Insight into the effect of natural aging of polystyrene microplastics on the sorption of legacy and emerging per- and polyfluorinated alkyl substances in seawater.

Microplastics (MPs) are abundant in aquatic environments and due to their small size, surface properties, and strong hydrophobicity, they can easily sorb chemicals, thus potentially acting as pollutant carriers. To date, most studies investigating the sorption of chemicals on MPs have principally focused on virgin MPs. However, MPs in the environment undergo aging effects, which changes their physical-chemical properties and aptitude to interact with chemicals, such as per- and polyfluorinated alkyl substances (PFAS) referred to as "forever chemicals". In this study, we compared the sorption behavior of nine PFAS, exhibiting different physical-chemical properties, on virgin and naturally aged polystyrene microplastic (PS-MPs) to explore to what extent the environmental aging affects the sorption behavior of the PS-MPs for different legacy and emerging PFAS in seawater.

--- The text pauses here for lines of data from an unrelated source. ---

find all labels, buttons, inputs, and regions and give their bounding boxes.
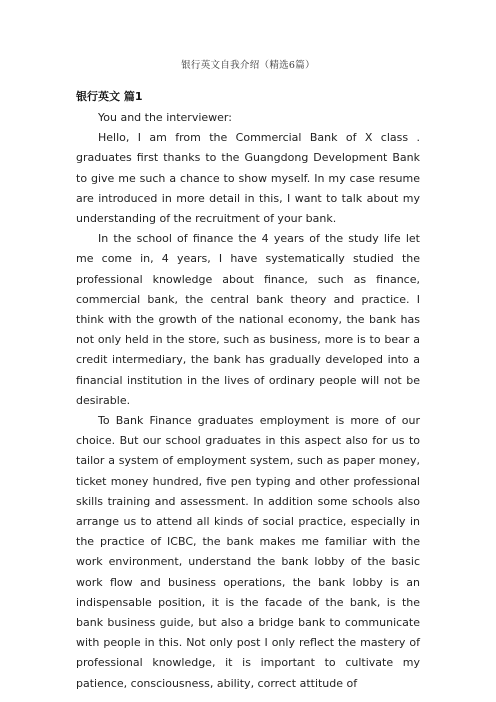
body-text [76, 108, 420, 694]
section-heading: 银行英文 篇1 [76, 90, 143, 103]
paragraph: To Bank Finance graduates employment is more of our choice. But our school graduates in this aspect also for us to tailor a system of employment system, such as paper money, ticket money hundred, five pen typing and other professional skills training and assessment. In addition some schools also arrange us to attend all kinds of social practice, especially in the practice of ICBC, the bank makes me familiar with the work environment, understand the bank lobby of the basic work flow and business operations, the bank lobby is an indispensable position, it is the facade of the bank, is the bank business guide, but also a bridge bank to communicate with people in this. Not only post I only reflect the mastery of professional knowledge, it is important to cultivate my patience, consciousness, ability, correct attitude of [76, 414, 420, 690]
paragraph: In the school of finance the 4 years of the study life let me come in, 4 years, I have systematically studied the professional knowledge about finance, such as finance, commercial bank, the central bank theory and practice. I think with the growth of the national economy, the bank has not only held in the store, such as business, more is to bear a credit intermediary, the bank has gradually developed into a financial institution in the lives of ordinary people will not be desirable. [76, 232, 420, 407]
paragraph: You and the interviewer: [98, 111, 232, 124]
paragraph: Hello, I am from the Commercial Bank of X class . graduates first thanks to the Guangdong Development Bank to give me such a chance to show myself. In my case resume are introduced in more detail in this, I want to talk about my understanding of the recruitment of your bank. [76, 131, 420, 226]
document-title: 银行英文自我介绍（精选6篇） [181, 60, 315, 71]
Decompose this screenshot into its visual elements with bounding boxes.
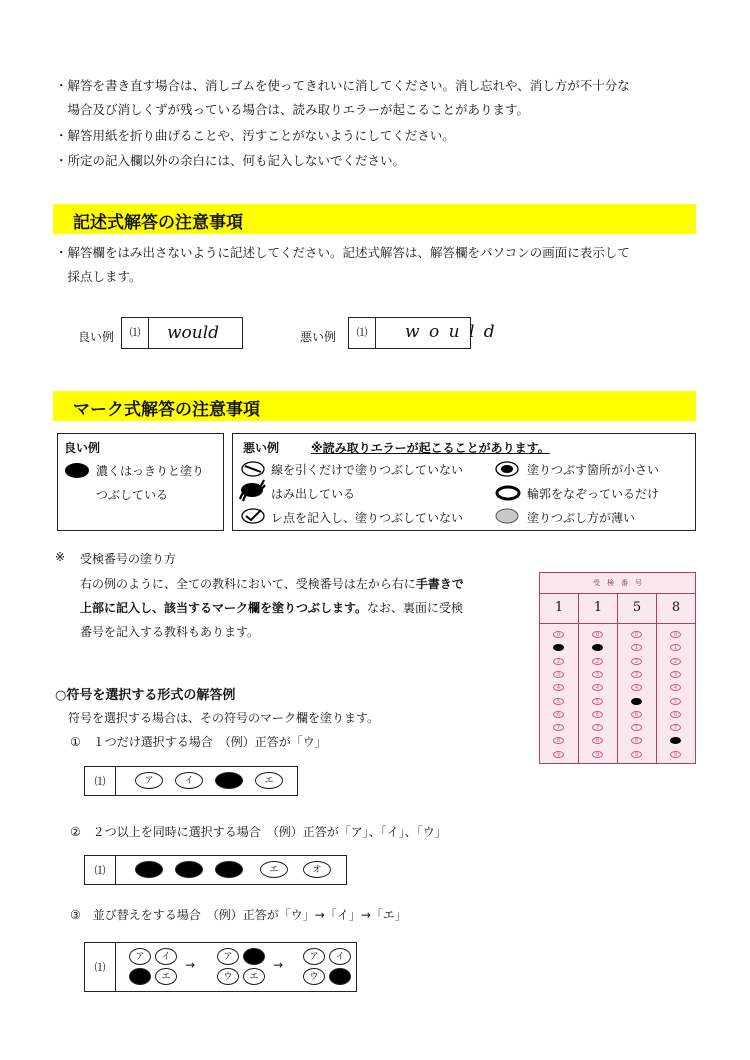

Differences in the morphology and surface properties of aged PS-MPs were examined by infrared spectroscopy, surface area analysis, scanning electron microscopy, and X-ray diffraction. Results revealed that compared to virgin PS-MPs, aged PS-MPs exhibited morphological changes (e.g. cavities, pits, and rough surfaces) with biofilm development and signs of oxidation on the MPs surface. PFAS sorption on PS-MPs was enhanced for the aged PS-MPs compared to virgin PS-MPs with K values ranging from 327 L kg for PFOA to 3247 L kg for PFOS in aged PS-MPs. The difference in sorption capacity was mainly attributed to the physical-chemical changes and the adhered biofilm observed in aged PS-MPs. Results also showed that virgin PS-MPs adsorb PFAS mainly through steric hindrance, while the aged PS-MPs may involve more complex sorption mechanisms. This research provides additional insights into the ability of aged MPs as potential carriers of legacy and emerging contaminants in the marine environment.